Il derby premia il Molveno, l'Itas batte Trieste
Molveno, credici! Itas, ormai sei salva! Questa quart'ultima giornata di campionato regala il derby all'Agsat Molveno, che in tre set senza storia strapazza il Metallsider Argentario e si porta a soli tre punti dalla zona playoff. I ragazzi di coach Nicola Giuliani, quindi, sono ora tornati prepotentemente in corsa per giocarsi gli spareggi promozione. Vincendo, invece, 3-0 lo scontro diretto con Trieste la baby Diatec di coach Burattini è ormai virtualmente salva.

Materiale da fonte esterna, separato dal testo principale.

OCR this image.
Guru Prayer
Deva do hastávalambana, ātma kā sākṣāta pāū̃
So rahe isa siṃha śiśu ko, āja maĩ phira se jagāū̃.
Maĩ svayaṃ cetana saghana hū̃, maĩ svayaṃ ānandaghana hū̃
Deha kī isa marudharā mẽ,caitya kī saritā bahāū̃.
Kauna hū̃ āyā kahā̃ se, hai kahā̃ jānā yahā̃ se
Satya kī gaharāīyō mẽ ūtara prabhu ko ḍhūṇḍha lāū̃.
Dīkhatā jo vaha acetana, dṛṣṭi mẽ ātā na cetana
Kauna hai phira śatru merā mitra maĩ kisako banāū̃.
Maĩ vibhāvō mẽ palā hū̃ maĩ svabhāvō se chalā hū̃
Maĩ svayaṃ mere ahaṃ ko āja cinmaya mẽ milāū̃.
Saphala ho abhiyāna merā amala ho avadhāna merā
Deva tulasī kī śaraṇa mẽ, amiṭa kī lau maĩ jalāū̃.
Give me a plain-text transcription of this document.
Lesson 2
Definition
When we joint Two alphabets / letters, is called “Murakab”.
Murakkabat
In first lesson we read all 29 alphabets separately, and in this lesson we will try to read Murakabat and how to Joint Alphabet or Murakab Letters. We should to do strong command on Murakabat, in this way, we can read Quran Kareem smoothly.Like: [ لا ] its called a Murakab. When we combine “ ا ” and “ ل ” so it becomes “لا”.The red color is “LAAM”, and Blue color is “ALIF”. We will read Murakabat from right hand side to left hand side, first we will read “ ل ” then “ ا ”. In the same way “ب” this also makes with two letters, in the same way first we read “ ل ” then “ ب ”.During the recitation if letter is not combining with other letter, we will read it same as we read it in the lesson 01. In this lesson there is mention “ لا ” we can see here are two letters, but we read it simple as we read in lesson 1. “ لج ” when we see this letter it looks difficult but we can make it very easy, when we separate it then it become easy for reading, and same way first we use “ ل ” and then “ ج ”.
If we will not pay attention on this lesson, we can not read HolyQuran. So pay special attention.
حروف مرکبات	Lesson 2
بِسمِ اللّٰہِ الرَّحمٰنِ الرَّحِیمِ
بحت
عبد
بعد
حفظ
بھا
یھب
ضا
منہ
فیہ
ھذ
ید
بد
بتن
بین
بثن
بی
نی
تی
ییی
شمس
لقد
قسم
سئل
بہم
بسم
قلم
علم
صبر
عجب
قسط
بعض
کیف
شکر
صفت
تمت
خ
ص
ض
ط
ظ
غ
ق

AGSAT MOLVENO – METALLSIDER ARGENTARIO 3-0
PARZIALI: 25-16, 25-19, 25-20
Alla fine è stato un derby a senso unico. Un derby nel quale fra i problemi fisici dell'Argentario (alla terza sconfitta consecutiva) ed i maggiori stimoli di classifica del Molveno ne è venuta fuori una gara nella quale i padroni di casa hanno avuto sempre una marcia in più. Una vittoria che sommata alle sconfitte di Sarmeola con il Cordenons e del Motta con la capolista Mestrino permettono a Capra e soci di portarsi a soli 3 lunghezze da quel terzo posto che vorrebbe dire playoff. Per il Molveno questo è il quarto successo consecutivo e con davanti a sé un calendario alquanto agevole ora i playoff non sono affatto una utopia. Basti pensare che adesso il Molveno dovrà vedersela con Trieste, da ieri con la sconfitta contro l'Itas, di fatto retrocesso in C, con il Cordenons e con la cenerentola Loreggia già in C. L'unica gara davvero tosta, insomma, è quella con il Cordenons da giocare in casa. Per i cognolotti, invece, ultime tre partite contro Sarmeola, Mestrino e Monselice, praticamente le prime della classe, nelle quali cercare buone prestazioni e magari qualche punto per chiudere in bellezza una stagione comunque positiva. Di partita vera, alla fine, c'è n'è stata poca. Troppo ampio il divario sia in quanto a motivazioni, sia come condizione fisica. Da una parte Drago è titolare per Fino in regia, mentre dall'altra oltre al forfait di Pixner (dito rotto) c'è da registrare le pessime condizioni di Rizzo, Lasko e Lorenzi. Se poi Consolini è in serata no, tanto da essere sostituito da Detassis in avvio di secondo set, allora tutto per il Metallsider si complica. Un turno al servizio di Drago spinge subito il Molveno 4-0, i padroni di casa tengono in mano il set fino all'11-5 quando Divan e compagni iniziano a giocare riuscendo ad impattare sul 12-12. Sul 17-13 l'allungo decisivo per i padroni di casa. Che poi, nel secondo parziale, cominciano ancora forte (5-0), l'Agsat tiene in mano il pallino del gioco (19-16) ed il Metallsider cerca affannosamente di restare agganciato al parziale. A chiudere questo secondo set una difesa lunga di Zancarli, finita direttamente nel campo gialloblù. Nel terzo venticinque dentro anche Gotsch ma niente da fare (13-7). Il Molveno tiene il pallino del gioco in mano e va a chiudere questi tre punti.
ITAS DIATEC TRENTINO – TELEVITA TRIESTE 3-0
PARZIALI: 25-22, 25-21, 25-22
Un successo in uno scontro diretto che, di fatto, consegna la salvezza all'Itas Diatec Trentino. Contro quella squadra sulla quale si sta facendo la corsa per evitare la retrocessione arriva per la squadra di coach Burattini una vittoria cruciale e fondamentale. Un 3-0 in tre parziali sempre dominati, nei quali i baby di via Trener sono sempre partiti meglio dei friulani, riuscendo poi a controllare i parziali contenendo le rimonte ospiti, all'ultimo vero treno per poter ricucire quei 5 punti di divario che c'erano fra i due sestetti prima di questo match. Adesso il vantaggio della squadra trentina s'è portato a 8 punti quando mancano solo tre giornate alla fine del campionato, basta un solo punto quindi ad Aprea e soci per chiudere ogni discorso. Ma già da adesso si può pensare solo alle finali giovanili di maggio. Nel primo set strepitoso Morelli, autore di 11 punti nel solo primo parziale, nel quale l'Itas guida i giochi fino al 24-18. Quando i padroni di casa si siedono e permettono alla squadra ospite di rifarsi sotto fino al 24-22, prima di riuscire a chiudere. Vinto bene anche il secondo parziale nel terzo set si ripropone la stessa situazione, con la Diatec che nel finale rintuzza il tentativo di rimonta ospite.